FY20 adj. NP fell 29% to US$973mn, 21%/10% below consensus/our estimates, due to weak US results. That said, US business had huge exceptional losses in FY20 (COVID-19 related costs, inventory provision, etc.). As US economy is continuing to open up and 2021 forward hog futures prices are higher than corresponding prices in 2019 (Figure 3), US business should have a strong recovery in FY21E. We lift our SOTP-based TP from HK$9.30 to HK$9.60. The stock trades at 9.7x FY21E adj. P/E, lower than historical average of 11.0x. We forecast WH to post record high adj. NP in FY21E. Share price is 26% below record high on 1 Feb 2018. Maintain Buy on undemanding valuation.

    

  1. FY20 results missed due to exceptional items.
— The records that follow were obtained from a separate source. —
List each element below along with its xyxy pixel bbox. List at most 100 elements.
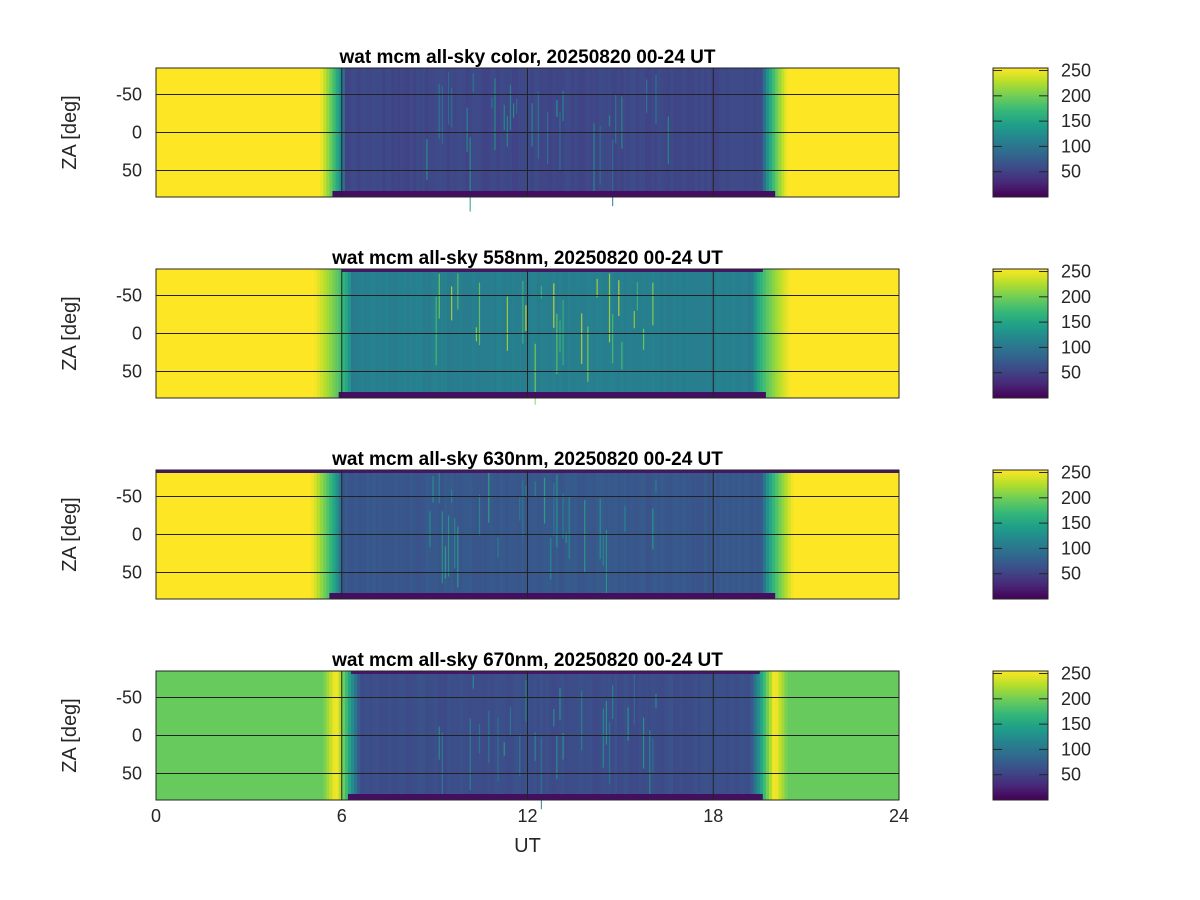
colorbar-swatch xyxy=(993,140,1048,144)
aurora-streak xyxy=(466,107,468,152)
aurora-streak xyxy=(618,280,620,316)
colorbar-swatch xyxy=(993,781,1048,785)
colorbar-swatch xyxy=(993,186,1048,190)
colorbar-swatch xyxy=(993,321,1048,324)
colorbar-swatch xyxy=(993,373,1048,377)
colorbar-frame xyxy=(992,469,1049,600)
aurora-streak xyxy=(556,313,558,375)
colorbar-swatch xyxy=(993,496,1048,499)
y-tick-label: 50 xyxy=(122,763,142,783)
colorbar-swatch xyxy=(993,484,1048,487)
colorbar-swatch xyxy=(993,470,1048,473)
aurora-streak xyxy=(621,342,623,370)
aurora-streak xyxy=(451,88,453,128)
colorbar: 50 100 150 200 250 xyxy=(992,463,1091,600)
colorbar-swatch xyxy=(993,596,1048,600)
colorbar-swatch xyxy=(993,98,1048,101)
aurora-streak xyxy=(605,701,608,745)
colorbar-swatch xyxy=(993,526,1048,529)
x-tick-label: 12 xyxy=(517,806,537,826)
colorbar-swatch xyxy=(993,508,1048,511)
colorbar-swatch xyxy=(993,725,1048,728)
colorbar-tick-label: 200 xyxy=(1061,287,1091,307)
colorbar-swatch xyxy=(993,584,1048,588)
aurora-streak xyxy=(642,717,645,769)
aurora-streak xyxy=(562,733,564,760)
axes-frame xyxy=(155,67,900,198)
aurora-streak xyxy=(426,139,428,180)
colorbar-swatch xyxy=(993,355,1048,359)
colorbar-frame xyxy=(992,670,1049,801)
aurora-streak xyxy=(447,71,450,125)
colorbar-swatch xyxy=(993,303,1048,306)
colorbar-swatch xyxy=(993,363,1048,367)
aurora-streak xyxy=(596,278,598,298)
colorbar-swatch xyxy=(993,88,1048,91)
colorbar-swatch xyxy=(993,492,1048,495)
aurora-streak xyxy=(429,511,431,548)
aurora-streak xyxy=(559,687,561,721)
colorbar-swatch xyxy=(993,279,1048,282)
colorbar-tick-label: 100 xyxy=(1061,739,1091,759)
colorbar-swatch xyxy=(993,751,1048,755)
aurora-streak xyxy=(593,123,595,194)
aurora-streak xyxy=(612,314,614,364)
panel-1: wat mcm all-sky color, 20250820 00-24 UT… xyxy=(59,47,1091,212)
colorbar-swatch xyxy=(993,162,1048,166)
colorbar-swatch xyxy=(993,166,1048,170)
colorbar-swatch xyxy=(993,359,1048,363)
aurora-streak xyxy=(636,282,638,311)
y-tick-label: -50 xyxy=(116,85,142,105)
aurora-streak xyxy=(581,691,583,751)
colorbar-swatch xyxy=(993,787,1048,791)
aurora-streak xyxy=(649,730,651,795)
colorbar-swatch xyxy=(993,379,1048,383)
colorbar-swatch xyxy=(993,136,1048,140)
colorbar-swatch xyxy=(993,387,1048,391)
aurora-streak xyxy=(612,139,614,207)
colorbar-swatch xyxy=(993,562,1048,566)
colorbar-swatch xyxy=(993,287,1048,290)
y-tick-label: 0 xyxy=(132,123,142,143)
colorbar-swatch xyxy=(993,476,1048,479)
colorbar-swatch xyxy=(993,108,1048,111)
aurora-streak xyxy=(562,299,564,365)
aurora-streak xyxy=(612,685,614,719)
colorbar-swatch xyxy=(993,297,1048,300)
colorbar-swatch xyxy=(993,86,1048,89)
aurora-streak xyxy=(646,79,648,113)
colorbar-swatch xyxy=(993,592,1048,596)
colorbar-swatch xyxy=(993,80,1048,83)
panel-title: wat mcm all-sky 558nm, 20250820 00-24 UT xyxy=(331,248,723,269)
colorbar-swatch xyxy=(993,494,1048,497)
horizon-edge-top xyxy=(341,269,763,272)
colorbar-swatch xyxy=(993,104,1048,107)
aurora-streak xyxy=(435,296,437,366)
aurora-streak xyxy=(615,95,617,144)
aurora-streak xyxy=(605,529,608,597)
aurora-streak xyxy=(475,327,477,342)
y-tick-label: 50 xyxy=(122,361,142,381)
colorbar-swatch xyxy=(993,349,1048,353)
colorbar-swatch xyxy=(993,552,1048,556)
colorbar-swatch xyxy=(993,532,1048,535)
colorbar-swatch xyxy=(993,357,1048,361)
colorbar-swatch xyxy=(993,307,1048,310)
aurora-streak xyxy=(531,103,533,147)
colorbar-swatch xyxy=(993,138,1048,142)
aurora-streak xyxy=(451,286,453,321)
colorbar: 50 100 150 200 250 xyxy=(992,262,1091,399)
colorbar-swatch xyxy=(993,546,1048,550)
colorbar-swatch xyxy=(993,102,1048,105)
colorbar-swatch xyxy=(993,120,1048,123)
colorbar-swatch xyxy=(993,116,1048,119)
colorbar-swatch xyxy=(993,365,1048,369)
colorbar-swatch xyxy=(993,777,1048,781)
colorbar-swatch xyxy=(993,375,1048,379)
colorbar-swatch xyxy=(993,341,1048,345)
colorbar-swatch xyxy=(993,741,1048,745)
colorbar-swatch xyxy=(993,733,1048,736)
colorbar-swatch xyxy=(993,168,1048,172)
colorbar-swatch xyxy=(993,673,1048,676)
colorbar-swatch xyxy=(993,106,1048,109)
Revenue rose 6% to US$25.6bn, in line. Payout ratio maintained at 40%. (1) China: segment profit climbed 19% to US$1,140mn, in line, driven by 24% OP growth of packaged meat business. OP/tonne of packaged meat increased 25% to RMB3,634 after prices hikes in FY19. Pork business (fresh pork and hog production) OP increased 9%. (2) US: segment profit slumped 55% to US$415mn, missed our estimates, mainly due to US$820mn COVID-19 expenses, ~US$110mn one-off items (litigation compensation and pension related) and ~US$187mn increase of inventory provision. Pork business recorded US$33mn operating loss (vs US$233mn OP in FY19) on weak hog price. Packaged meat business OP fell 33% due to 4% volume drop and inventory provision. (3) Europe: segment profit rose 23% to US$174mn, in line, driven by 70% OP growth of packaged meat business.

  

  1. China segment profit to grow 5% in FY21E. Management expects hog price to drop in FY21E, with 2H average price less than 1H. Packaged meat OP/tonne would increase steady on declining hog price. For fresh pork, OP is expected to drop due to less frozen pork import and narrowing pork price spread between China and US.

   

  1. US segment profit to surge 108% in FY21E. Firstly, management expects COVID-19 related costs to be reduced by US$650-700mn in FY21E. Secondly, in FY20, the US$110mn litigation compensation and pension related expenses were one-off. Thirdly, the increase in inventory provision was mainly due to COVID-19. We think such provision would notably drop in FY21E. Thanks to strong hog futures prices, we expect hog production business could be breakeven at least (vs US$197mn loss in FY20) despite rising feed costs.  

 

  1. Maintain Buy. We raise FY21/22E adj. NP estimates by 6%/1% because we are more positive in US market outlook. Our SOTP-based TP was raised from HK9.30 to HK$9.60, representing 12.9x FY21E adj. P/E. Catalysts: (1) acceleration of vaccinations in US; (2) hog price drops in China.